• Pourquoi le Rondeau ?

    Pourquoi le rondeau ? 

     

    On m'a souvent demandé : "pourquoi le rondeau ?" Cette question est en fait double, je crois. D'une part, pourquoi recourir à une forme fixe, technique, versifiée. D'autre part, pourquoi le rondeau particulièrement. 

    Pourquoi une forme fixe, technique, versifiée ? A un moment donné la technique n'apparait plus comme un obstacle, mais au contraire comme une nécessité pour l'expression. On ressent ce moment-là au fond de soi-même.

    Et je dirais : "et pourquoi pas ? le moderne qui se veut libre d'écrire sans forme, n'est-il pas également libre d'écrire avec forme ? qui peut dire, de nos jours, ce qui est libre ? en est-on rendu à ce point qu'on reproche au poète de faire des vers ?".

    Si je devais en dire un peu plus, mettre ses pas, patients, dans la marche de ses prédécesseurs est une expérience que je conseille à qui veut : gratuite et ouverte à tous, elle peut vous transformer. Car vous verrez qu'il n'est pas si facile que ça d'écrire en vers, d'écrire bien en vers (aussi bien que possible !). Le vers est ce réceptacle exigeant qui ne se laisse pas faire aisément : il creuse en vous des vérités que vous ne soupçonniez pas. A rebours des "modernes" (ou les dépassant, ou s'en abstrayant), le vers se moque de "ce que vous avez à dire", et plus encore de "vos idées". Le vers est ce partenaire calme, silencieux, mais aussi inflexible, et confiant de vous : il a son intégrité, et ne cède pas aisément à vos avances. Si vous savez y faire, il se mettra à chanter, et battre des mains. Si vous le brutalisez outre-mesure, il restera une chair morte, presque un encombrement. En conquérant le vers, cet effort formel va solliciter en vous des talents, des vertus (j'ose le mot), des énergies, des ressources, des mémoires inconnus de vous-même. Et déployer devant vos yeux des horizons tant intérieurs que littéraires tout à fait insoupçonnés de la prose, un peu comme lorsque parvenant au sommet d'une montagne vous voyez s'ouvrir à vos pieds l'autre versant des choses. Il n'y a pas vraiment de mots pour décrire cela. 

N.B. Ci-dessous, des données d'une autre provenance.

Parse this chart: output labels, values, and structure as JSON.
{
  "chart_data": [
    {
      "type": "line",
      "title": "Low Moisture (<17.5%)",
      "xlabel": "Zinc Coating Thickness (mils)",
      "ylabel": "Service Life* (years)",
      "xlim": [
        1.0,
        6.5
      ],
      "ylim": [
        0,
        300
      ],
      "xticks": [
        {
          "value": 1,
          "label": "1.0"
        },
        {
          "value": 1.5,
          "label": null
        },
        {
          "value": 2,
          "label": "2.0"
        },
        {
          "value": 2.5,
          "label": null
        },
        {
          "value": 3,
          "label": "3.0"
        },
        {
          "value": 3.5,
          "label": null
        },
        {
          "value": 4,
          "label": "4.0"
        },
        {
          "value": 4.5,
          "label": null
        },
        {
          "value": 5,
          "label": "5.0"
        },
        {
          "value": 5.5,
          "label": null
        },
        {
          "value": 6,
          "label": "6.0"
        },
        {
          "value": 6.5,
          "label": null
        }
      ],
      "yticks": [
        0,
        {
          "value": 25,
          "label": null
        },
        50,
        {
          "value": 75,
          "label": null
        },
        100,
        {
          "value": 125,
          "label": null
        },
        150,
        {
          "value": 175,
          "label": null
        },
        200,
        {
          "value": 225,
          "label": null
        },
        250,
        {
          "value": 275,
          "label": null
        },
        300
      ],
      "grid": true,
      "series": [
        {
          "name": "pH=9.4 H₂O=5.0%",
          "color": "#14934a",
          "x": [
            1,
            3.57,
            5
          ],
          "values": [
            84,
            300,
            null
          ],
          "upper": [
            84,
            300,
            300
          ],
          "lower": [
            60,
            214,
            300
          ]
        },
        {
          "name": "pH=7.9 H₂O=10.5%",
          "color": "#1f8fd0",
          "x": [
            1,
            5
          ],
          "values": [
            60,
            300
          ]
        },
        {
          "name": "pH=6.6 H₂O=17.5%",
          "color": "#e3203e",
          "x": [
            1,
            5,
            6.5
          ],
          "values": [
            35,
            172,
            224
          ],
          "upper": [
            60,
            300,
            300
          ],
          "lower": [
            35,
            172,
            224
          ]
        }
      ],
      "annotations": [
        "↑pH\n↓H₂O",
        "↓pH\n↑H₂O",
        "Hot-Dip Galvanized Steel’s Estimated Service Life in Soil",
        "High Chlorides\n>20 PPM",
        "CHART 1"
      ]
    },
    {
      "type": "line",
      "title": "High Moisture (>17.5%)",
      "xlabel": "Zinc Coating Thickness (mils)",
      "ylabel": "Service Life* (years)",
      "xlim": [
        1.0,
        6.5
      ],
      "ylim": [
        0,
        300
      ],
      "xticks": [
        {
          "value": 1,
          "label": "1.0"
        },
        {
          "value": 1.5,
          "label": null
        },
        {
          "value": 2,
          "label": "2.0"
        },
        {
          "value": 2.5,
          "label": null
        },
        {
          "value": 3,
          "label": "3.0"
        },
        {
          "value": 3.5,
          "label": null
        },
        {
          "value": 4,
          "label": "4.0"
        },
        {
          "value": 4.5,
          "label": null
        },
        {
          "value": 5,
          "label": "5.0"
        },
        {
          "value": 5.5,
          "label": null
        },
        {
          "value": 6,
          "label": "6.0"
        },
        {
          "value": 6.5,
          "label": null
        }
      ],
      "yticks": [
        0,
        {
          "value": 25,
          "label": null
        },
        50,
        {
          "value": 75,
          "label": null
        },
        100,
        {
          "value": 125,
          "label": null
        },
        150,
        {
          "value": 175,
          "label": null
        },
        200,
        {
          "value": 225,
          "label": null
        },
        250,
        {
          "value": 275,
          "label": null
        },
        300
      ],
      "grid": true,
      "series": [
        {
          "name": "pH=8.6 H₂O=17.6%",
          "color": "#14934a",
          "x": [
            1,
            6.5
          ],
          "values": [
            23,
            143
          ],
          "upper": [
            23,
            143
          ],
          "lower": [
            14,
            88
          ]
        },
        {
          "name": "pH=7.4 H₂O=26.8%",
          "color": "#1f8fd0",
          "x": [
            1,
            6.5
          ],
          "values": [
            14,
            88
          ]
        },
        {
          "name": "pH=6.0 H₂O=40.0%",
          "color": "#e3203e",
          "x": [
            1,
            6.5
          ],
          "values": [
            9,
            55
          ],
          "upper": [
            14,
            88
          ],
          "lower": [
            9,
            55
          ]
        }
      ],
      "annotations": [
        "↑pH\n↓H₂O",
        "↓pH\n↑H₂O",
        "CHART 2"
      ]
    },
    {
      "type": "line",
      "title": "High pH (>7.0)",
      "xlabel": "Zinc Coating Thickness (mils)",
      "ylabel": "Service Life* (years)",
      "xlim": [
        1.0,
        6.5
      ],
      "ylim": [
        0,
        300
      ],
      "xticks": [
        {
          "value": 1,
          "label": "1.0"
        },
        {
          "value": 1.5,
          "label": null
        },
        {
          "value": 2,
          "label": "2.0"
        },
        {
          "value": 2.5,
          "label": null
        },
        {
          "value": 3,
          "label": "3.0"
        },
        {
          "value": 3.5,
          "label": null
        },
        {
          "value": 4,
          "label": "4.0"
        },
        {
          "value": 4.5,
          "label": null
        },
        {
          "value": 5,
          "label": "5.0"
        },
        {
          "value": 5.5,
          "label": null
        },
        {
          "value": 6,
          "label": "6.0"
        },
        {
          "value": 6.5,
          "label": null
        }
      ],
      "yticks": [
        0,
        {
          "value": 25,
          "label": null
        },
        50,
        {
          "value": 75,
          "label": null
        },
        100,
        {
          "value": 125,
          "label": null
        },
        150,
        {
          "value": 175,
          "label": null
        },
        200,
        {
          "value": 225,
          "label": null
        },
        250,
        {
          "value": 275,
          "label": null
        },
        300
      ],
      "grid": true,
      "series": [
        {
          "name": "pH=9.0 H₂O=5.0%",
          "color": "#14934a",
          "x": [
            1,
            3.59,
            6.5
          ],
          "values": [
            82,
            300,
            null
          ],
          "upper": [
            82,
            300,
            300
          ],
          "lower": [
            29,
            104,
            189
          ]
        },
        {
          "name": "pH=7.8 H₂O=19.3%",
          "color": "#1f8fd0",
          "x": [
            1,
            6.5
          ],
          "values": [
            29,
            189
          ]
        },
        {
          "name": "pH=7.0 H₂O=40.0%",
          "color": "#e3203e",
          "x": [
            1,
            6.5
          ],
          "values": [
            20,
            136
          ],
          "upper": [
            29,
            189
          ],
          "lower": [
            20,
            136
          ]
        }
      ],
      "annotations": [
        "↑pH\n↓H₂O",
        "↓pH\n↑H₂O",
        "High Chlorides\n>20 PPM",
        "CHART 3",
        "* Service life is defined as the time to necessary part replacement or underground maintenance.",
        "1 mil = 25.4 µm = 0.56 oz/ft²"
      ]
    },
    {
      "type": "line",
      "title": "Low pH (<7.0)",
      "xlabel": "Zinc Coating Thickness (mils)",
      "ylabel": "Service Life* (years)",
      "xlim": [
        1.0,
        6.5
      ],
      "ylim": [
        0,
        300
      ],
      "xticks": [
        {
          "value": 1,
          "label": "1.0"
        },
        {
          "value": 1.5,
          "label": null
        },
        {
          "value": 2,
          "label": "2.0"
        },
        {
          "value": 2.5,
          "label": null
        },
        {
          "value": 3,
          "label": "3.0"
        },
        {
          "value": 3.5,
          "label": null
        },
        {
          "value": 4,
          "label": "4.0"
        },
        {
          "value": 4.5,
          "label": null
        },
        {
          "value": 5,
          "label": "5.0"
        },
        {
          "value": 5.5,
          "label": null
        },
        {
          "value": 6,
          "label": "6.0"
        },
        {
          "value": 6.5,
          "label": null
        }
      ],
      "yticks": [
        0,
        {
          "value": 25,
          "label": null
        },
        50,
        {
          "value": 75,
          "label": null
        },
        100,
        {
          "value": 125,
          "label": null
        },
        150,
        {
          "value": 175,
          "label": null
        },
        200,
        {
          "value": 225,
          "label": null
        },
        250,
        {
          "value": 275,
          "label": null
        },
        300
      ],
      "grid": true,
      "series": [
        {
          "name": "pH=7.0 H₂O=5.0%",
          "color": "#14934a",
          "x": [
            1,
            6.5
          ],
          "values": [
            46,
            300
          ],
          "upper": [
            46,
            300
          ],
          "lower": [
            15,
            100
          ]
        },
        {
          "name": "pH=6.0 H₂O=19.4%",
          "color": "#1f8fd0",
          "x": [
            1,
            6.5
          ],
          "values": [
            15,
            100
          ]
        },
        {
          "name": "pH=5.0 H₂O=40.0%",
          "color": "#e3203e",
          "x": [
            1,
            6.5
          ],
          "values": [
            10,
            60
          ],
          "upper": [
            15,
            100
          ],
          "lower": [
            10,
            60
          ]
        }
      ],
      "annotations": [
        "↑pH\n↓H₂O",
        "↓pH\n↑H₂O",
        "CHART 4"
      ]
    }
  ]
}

    Pour répondre à la seconde question -pourquoi le rondeau en particulier ?-, on pourrait y consacrer aussi des pages. Mais je préfère citer cette phrase de Théodore de Banville dans son Petit Traité de poésie française : je crois qu'il dit tout, et si bien. Le rondeau répond tant à mon caractère personnel qu'aux nécessités, je crois, de notre temps : 

    Boileau a décrit le rondeau avec la plus excessive, sinon la plus heureuse concision : "le rondeau, né gaulois, a la naïveté". Mais le Rondeau n'a pas que la naïveté. Il a encore a légèreté, la rapidité, la grâce, la caresse, l'ironie, et un vieux parfum de terroir fait pour charmer ceux qui aiment notre poésie (et en elle la patrie) à tous les âges qu'elle a traversée.